Welcome to the Special-Grade Guild! ~ The Beloved Elf Poster Girl Soothes Everyone's Hearts ~

Chapter 2



Chapter 2

An Encounter on the Rocky Mountain

“Nnmuu...?”

I vaguely realized that my consciousness was returning. What happened to me? If I remember correctly, I ran out of energy on my way to take a break... At least I’m alive, that’s good... While thinking such thoughts in my half-asleep state, I finished my thoughts and sat up, but the blanket that had been draped over me was so comfortable that I found myself fighting the temptation to go back to sleep.

...Huh? Blanket?

“...You’re awake.”

“!?”

I couldn’t help but stiffen at the unexpected sound of a man’s voice. Eh? What’s going on? Who is that?

In front of me was a man dressed entirely in black. He was sitting on the other side of a small bonfire. I assumed he was male from his voice, but he was wearing a black hood and a black mask or scarf covering the lower half of his face, so I couldn’t see his face at all. To say the least, there was a very suspicious, dubious individual there.

Panic set in. First of all, I never thought there would be anyone here. Could I possibly have been rescued? No, no, I can’t trust people so easily. He looks so suspicious... But it’s wrong to judge people by their appearances.

So should I trust him? No. Just because I’m a child, doesn’t mean everyone will be nice to me. He could be a kidnapper... But he did give me a blanket... but still...

I wondered if I could trust this person or not, but then I realized that if I didn’t rely on someone, I would die sooner or later. No matter how I thought about it, there was no way around that reality.@@@@

I thought all this over in a few seconds, and what did I end up doing?

“Fu... ue... Waaaah!”

“Wha- ...Wait...”

I burst into tears.

After a good cry and a few sniffles, I felt much calmer. I mean, it’s so embarrassing to cry my eyes out just because I’m anxious at my age. Well, maybe my mind is being influenced by the age of my body. I hope that’s the case.

...Was he trying to tell me it was safe? I felt bad for making him take care of me everywhere I went, and as I reflected on this, I brought the cup to my lips.

It tasted like water with a slightly sweet apple flavor, and it soaked into my parched body. It was so delicious that I finished it in no time.

Even after that, Onii-san didn’t say much, but he let me eat the hearty soup he seemed to have made beforehand. The ingredients in the soup were finely chopped and cooked until tender, making it a dish that even my young body could eat without difficulty.

I was struggling with the bowl and spoon, which were too big for this body, when Onii-san finally came closer and helped me.

Perhaps realizing that I wasn’t afraid of him coming closer, Onii-san began to take care of me very kindly. He seemed like a very caring person, but... I felt very complicated to think that a man probably about my age or a little younger was taking care of me like this...

I was touched by his kindness in providing me with drinks and food in this situation of loneliness, exhaustion, and bewilderment, and I almost burst into tears again, but I managed to hold back thanks to these complicated feelings. I should be glad that I didn’t bother Onii-san again, but I am a very awkward and clumsy person.

...But I can’t help but think that being taken care of by a handsome guy isn’t so bad. What am I talking about?

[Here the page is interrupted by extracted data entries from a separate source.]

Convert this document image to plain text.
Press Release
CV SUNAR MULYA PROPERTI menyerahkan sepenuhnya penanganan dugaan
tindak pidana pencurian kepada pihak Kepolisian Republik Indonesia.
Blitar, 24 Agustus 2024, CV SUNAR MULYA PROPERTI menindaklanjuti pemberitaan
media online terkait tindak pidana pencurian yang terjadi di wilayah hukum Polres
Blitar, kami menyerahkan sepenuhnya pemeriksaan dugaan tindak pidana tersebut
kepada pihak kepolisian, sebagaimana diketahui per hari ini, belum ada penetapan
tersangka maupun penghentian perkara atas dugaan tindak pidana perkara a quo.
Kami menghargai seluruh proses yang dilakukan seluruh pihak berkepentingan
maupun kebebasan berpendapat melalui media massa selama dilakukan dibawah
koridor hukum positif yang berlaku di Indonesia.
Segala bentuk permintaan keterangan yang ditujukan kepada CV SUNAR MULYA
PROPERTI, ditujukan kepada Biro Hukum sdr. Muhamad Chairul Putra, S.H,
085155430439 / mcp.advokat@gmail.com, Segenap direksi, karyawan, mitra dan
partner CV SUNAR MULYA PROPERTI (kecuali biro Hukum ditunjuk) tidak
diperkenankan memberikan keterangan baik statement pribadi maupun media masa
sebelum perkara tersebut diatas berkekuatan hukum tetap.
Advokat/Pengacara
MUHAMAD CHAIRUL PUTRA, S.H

While we were at it, my stomach became full. A child’s body is an honest thing. The enemy that came to defeat me was an irresistible one, by the name of drowsiness. Nod, nod, I couldn’t help but start dozing off. Still, I shook my head vigorously, trying desperately to stay awake.

“...You can sleep.”

“But...”

Then came the sweet temptation of Onii-san. No, no, no, I can’t just fall asleep now after being so considerate and being treated to dinner! It’s unforgivable as a working adult...!

“...Why don’t you get some sleep and recover your strength?”

...If you say so. It’s certainly more efficient to get a good night’s sleep and work hard the next day than to be forced to stay awake! Ugh, you’re good with words, aren’t you? ...I know, I’m more of a burden than anything else. Oh no, I’m getting teary-eyed again.

“...You’re a child, you don’t have to be so reserved.”

A feeling of floating accompanied the soft voice. The warmth and sense of security that followed immediately after.

I must have been hugged. Of course, I felt embarrassed and hesitant, but I didn’t think I could fight off this drowsiness. My consciousness was easily lured into sleep... Good night.